Foto: Tom Weller / dpa

Freiburg spielt aber auch deshalb so stark, weil sich viele aus dem Team seit Jahren kennen und eingespielt sind. Spieler wie Christian Günter oder Nicolas Höfler haben hier das Kicken gelernt. Andere wie Petersen, Manuel Gulde und Philipp Lienhart sind hier zu gestandenen Bundesliga-Spielern gereift.

Während solche Spieler früher nach ein paar Entwicklungsjahren beim Sportklub weitergezogen wären und die Höhepunkte ihrer Karrieren bei anderen Vereinen erlebt hätten, wirkt es derzeit so, als wolle das Streich-Team nun in Freiburg die Meriten einheimsen.

Es ist Erntezeit im Breisgau.

Wie kein anderer steht Streich, der dienstälteste Trainer der Liga, für die kontinuierliche Arbeit des SC. Es ist ein beeindruckendes Argument für die Beständigkeit im schnelllebigen Fußball, dass in Union Berlin mit Urs Fischer und Freiburg gerade die Teams ganz oben stehen, die besonders eingespielt sind und deren Trainer die längsten Amtszeiten haben.

Neues Stadion, neue Ambitionen

Angesichts der guten vergangenen Spielzeit und des guten Saisonstarts hat Freiburg einen tiefgreifenden Wahrnehmungswandel durchgemacht. Konnte die vergangene Saison noch als Überraschungsspielzeit abgetan werden, wurde Gladbachs Trainer Daniel Farke am Sonntag nicht müde zu betonen, dass man hier einem absoluten »Spitzenteam« ein Unentschieden abgerungen habe, »in unserem besten Saisonspiel bisher«.

Der SC Freiburg ist nicht mehr der kleine SC.

Dass Freiburg als Spitzenteam wahrgenommen wird, hat auch mit dem neuen Stadion zu tun. Während das alte Dreisamstadion mit seinem zu kurzen und krummen Feld noch für das Image des kleinen SC Freiburg stand, demonstrieren die steilen Ränge des Europa Park Stadions neues Selbstvertrauen.

Das neue Dreisamstadion

Das neue Dreisamstadion

Foto: Tom Weller / dpa

Dabei ist es beeindruckend, wie schnell sich der Sportklub hier eingelebt hat. Seit fast einem Jahr spielt der SC in der neuen Heimspielstätte. Nur fünfmal hat er darin bisher verloren. Die 34.700 Zuschauer fassende Arena ist zu 98 Prozent ausgelastet, und die Stimmung kann sich sehen lassen. Die Fans fremdeln kaum noch, der Umzug ist geglückt.
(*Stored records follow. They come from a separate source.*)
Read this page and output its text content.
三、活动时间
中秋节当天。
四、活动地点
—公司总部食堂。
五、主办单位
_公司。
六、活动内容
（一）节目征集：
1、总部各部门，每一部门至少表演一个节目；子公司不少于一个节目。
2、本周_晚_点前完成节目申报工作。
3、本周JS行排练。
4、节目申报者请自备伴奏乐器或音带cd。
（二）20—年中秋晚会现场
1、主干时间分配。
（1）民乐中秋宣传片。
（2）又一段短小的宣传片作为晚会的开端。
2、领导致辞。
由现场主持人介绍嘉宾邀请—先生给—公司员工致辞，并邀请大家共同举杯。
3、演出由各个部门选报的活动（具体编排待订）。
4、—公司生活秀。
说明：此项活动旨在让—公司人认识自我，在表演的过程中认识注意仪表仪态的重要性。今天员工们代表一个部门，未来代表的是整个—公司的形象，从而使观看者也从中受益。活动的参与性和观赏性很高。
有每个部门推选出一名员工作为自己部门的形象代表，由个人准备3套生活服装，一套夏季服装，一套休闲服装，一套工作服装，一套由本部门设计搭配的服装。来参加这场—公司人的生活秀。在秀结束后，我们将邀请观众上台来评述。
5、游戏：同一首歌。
Wie übersteht der Klub die englischen Wochen?

Bei allem Überschwang, den man in Freiburg aktuell spürt: Gegen die Schwergewichte der Liga musste Freiburg noch nicht oft antreten. Gegen Borussia Dortmund verlor der SC zum Beispiel 1:3. Und die zentrale Frage wird ohnehin lauten: Wie kommt Freiburg durch die vielen englischen Wochen? Am Mittwoch reist der Klub nach Griechenland, wo das zweite Spiel in der Europa League gegen Olympiakos Piräus ansteht.

Nach dem Abpfiff gegen Gladbach versammelte Streich sein Team auf dem Rasen, um es auf die kommenden Wochen einzustimmen. Es war ein schönes Bild, wie sie da so im Kreis standen. Die Geschichte vom kleinen aber eingeschworenen SC Freiburg am Rande des Schwarzwalds.

Es ist eine Geschichte, die Geschichte ist.